# Pics of opaque red 74s



## NickM (Oct 25, 2016)

Just picked one up recently, and was looking online for pictures of other opaque red rays, but there aren't many online.  If you own one and have a picture handy, post it.  The color is growing on me. Just looking for some pics to drool over and pass time


----------



## Intense One (Oct 26, 2016)

Here's my opaque red stingray just the way I bought it.  It has some incorrect parts but I don't care cause I love it just the same


----------



## Intense One (Oct 26, 2016)

Here's his opaque red big brother


----------



## NickM (Oct 26, 2016)

Nice! Such a cool color


----------



## NickM (Oct 26, 2016)

Some close ups of mine.

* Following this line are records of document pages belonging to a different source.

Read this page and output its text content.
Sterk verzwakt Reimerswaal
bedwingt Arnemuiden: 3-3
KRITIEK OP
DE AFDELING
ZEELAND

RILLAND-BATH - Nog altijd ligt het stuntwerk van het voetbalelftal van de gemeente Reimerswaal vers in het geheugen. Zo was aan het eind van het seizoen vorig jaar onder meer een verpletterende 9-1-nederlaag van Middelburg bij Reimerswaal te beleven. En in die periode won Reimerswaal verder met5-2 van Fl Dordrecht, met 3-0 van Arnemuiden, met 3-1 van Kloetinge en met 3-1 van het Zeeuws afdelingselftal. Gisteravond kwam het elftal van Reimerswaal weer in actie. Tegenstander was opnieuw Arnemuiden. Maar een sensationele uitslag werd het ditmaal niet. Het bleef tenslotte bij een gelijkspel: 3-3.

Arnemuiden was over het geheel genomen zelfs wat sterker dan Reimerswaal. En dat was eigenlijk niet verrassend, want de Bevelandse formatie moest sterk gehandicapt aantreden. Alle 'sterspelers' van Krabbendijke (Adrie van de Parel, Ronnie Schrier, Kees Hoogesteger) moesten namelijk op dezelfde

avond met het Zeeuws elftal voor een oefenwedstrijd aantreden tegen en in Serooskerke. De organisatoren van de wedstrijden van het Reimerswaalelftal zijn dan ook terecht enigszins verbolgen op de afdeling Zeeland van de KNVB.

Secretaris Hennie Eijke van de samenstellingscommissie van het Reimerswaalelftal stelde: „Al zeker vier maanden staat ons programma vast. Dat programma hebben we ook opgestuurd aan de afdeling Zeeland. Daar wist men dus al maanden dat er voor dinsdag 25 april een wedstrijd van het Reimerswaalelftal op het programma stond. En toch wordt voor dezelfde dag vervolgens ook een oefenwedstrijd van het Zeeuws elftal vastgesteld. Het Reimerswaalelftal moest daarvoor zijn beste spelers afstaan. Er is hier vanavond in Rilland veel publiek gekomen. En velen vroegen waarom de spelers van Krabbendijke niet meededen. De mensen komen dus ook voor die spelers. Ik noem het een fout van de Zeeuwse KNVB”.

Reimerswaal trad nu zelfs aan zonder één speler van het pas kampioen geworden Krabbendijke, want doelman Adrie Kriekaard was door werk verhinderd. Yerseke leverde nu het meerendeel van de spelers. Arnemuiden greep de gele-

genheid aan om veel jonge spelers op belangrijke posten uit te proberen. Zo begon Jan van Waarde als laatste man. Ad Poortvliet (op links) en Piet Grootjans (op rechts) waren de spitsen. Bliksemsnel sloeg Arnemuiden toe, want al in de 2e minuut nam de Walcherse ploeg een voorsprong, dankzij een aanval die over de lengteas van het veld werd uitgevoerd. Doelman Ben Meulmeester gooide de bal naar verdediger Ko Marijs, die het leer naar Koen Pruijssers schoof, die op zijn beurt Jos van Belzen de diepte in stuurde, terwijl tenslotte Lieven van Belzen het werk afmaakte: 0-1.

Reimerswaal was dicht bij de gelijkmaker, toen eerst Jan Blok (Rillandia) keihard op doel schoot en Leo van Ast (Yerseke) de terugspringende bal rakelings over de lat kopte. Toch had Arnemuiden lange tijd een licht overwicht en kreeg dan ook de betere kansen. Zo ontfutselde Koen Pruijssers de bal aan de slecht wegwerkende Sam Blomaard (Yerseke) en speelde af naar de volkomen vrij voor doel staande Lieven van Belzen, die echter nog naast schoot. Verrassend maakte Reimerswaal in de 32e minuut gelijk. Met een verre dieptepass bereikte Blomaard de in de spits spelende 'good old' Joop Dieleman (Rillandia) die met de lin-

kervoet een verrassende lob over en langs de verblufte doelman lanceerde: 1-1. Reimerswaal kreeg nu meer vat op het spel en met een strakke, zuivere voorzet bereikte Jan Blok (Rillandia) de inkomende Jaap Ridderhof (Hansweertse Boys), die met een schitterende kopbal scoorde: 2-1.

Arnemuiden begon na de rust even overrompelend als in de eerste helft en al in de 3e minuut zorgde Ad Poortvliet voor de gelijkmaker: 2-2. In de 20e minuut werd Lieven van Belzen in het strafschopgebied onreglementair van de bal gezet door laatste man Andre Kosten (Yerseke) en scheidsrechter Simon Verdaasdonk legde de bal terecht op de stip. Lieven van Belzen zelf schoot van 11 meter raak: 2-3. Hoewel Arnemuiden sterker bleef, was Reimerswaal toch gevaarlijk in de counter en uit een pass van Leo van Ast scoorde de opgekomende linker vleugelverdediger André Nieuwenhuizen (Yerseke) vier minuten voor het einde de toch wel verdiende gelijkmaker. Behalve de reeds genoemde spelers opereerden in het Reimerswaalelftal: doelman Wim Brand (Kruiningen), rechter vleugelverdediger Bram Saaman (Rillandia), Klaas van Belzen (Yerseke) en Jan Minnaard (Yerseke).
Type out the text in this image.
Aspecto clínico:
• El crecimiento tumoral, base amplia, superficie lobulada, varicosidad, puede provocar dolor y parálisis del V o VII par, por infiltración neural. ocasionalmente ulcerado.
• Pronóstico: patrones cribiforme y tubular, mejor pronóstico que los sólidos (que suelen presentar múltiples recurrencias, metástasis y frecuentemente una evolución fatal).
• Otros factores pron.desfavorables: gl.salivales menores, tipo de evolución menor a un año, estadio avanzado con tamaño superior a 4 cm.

Seat has one pea size hole under that little piece of white tape


----------



## Schwinn499 (Oct 26, 2016)




----------



## island schwinn (Oct 26, 2016)

74  with added stick shift.


----------



## NickM (Oct 26, 2016)

Sweet, wish mine was a 5 speed!


----------



## Goldenrod (Nov 4, 2016)

$35 dollar bikes makes this a cheap hobby.  Schwinns light weights and Raleighs ride well and have a classy look to them.


----------



## Sambikeman (Nov 13, 2016)




----------



## Sambikeman (Nov 13, 2016)

Nick here are 2 ...74,s


----------



## schwinnray (Nov 13, 2016)

sweet 5 speed im on the lookout for one of those now to complete the fenderless 5 collection


----------



## NickM (Nov 16, 2016)

Sweet 5 speed!


----------